Let $(Y_n)_{n\in\mathbb{N}_0}$ be a sequence of random variables with an arbitrary distribution $q$ and existing expectancy value.
How can I check, if the following sequences hold the markov property or the martingale property?
1) $(S_n)_{n\in\mathbb{N}_0}$, where $S_n:=Y_1+...+Y_n$
2) $(T_n)_{n\in\mathbb{N}_0}$, where $T_n:=Y_{n-1}+Y_n$
3) $(M_n)_{n\in\mathbb{N}_0}$, where $M_n:=max\{Y_1,...,Y_n\}$
Does a sequence exist, which hold the martingale property, but not the markov property?
I really hope someone can help with these questions.
Greetings
For i.i.d $\left\{X_{i}\right\}_{i\ge 1 }$ with $\mathbb{E}\left[X_{i}\right]=0$
\begin{eqnarray*} S_{n} &=& \sum_{i=1}^{n}{X_{i}} \end{eqnarray*} is a Martingale relative to filtration generated by the random variables $X_{n}$ (i.e., the sequence w.r.t the sequence $0,X_{1},\ldots,X_{n}$. Recall that, the definition of sequence $S_{n}$ to be a Martingale (w.r.t filtration $\mathcal{F}_{n\ge0}$ is that $\mathbb{E}\left[ S_{n+1} \lvert \mathcal{F}_{n}\right] = S_{n}, \forall n>0$.

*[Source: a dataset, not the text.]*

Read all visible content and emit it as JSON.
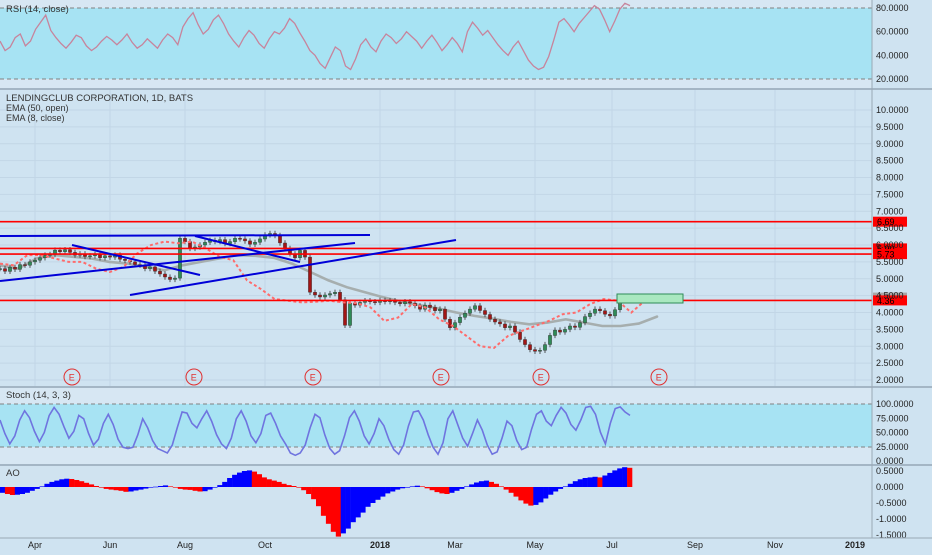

\begin{eqnarray*} \mathbb{E}\left[ S_{n+1} \lvert \mathcal{F}_{n}\right] &=& \mathbb{E}\left[ S_{n}+X_{n+1}\lvert \mathcal{F}_{n}\right] \\ &=& \mathbb{E}\left[ S_{n} \lvert \mathcal{F}_{n}\right] + \mathbb{E}\left[ X_{n+1}\lvert \mathcal{F}_{n}\right] \\ &=& S_{n} + \mathbb{E}\left[ X_{n+1}\right] \\ &=& S_{n} \end{eqnarray*}
The 3rd one I guess is also relatively easy to establish the Markov property.
\begin{eqnarray*} M_{n+1} &=&\max \left(Y_{1},Y_{2},\ldots,Y_{n+1}\right) \\ &=& \max \left(\max\left(Y_{1},Y_{2},\ldots,Y_{n} \right),Y_{n+1}\right) \\ &=& \max \left(M_{n},Y_{n+1}\right) \\ \end{eqnarray*}
Clearly, the state $M_{n+1}$ depends only the present state $M_{n}$ and the new input $Y_{n+1}$. In other words, given $M_{n}$, the state $M_{n+1}$ is conditionally independent of the past $Y_{i}\lvert_{i\le n} $.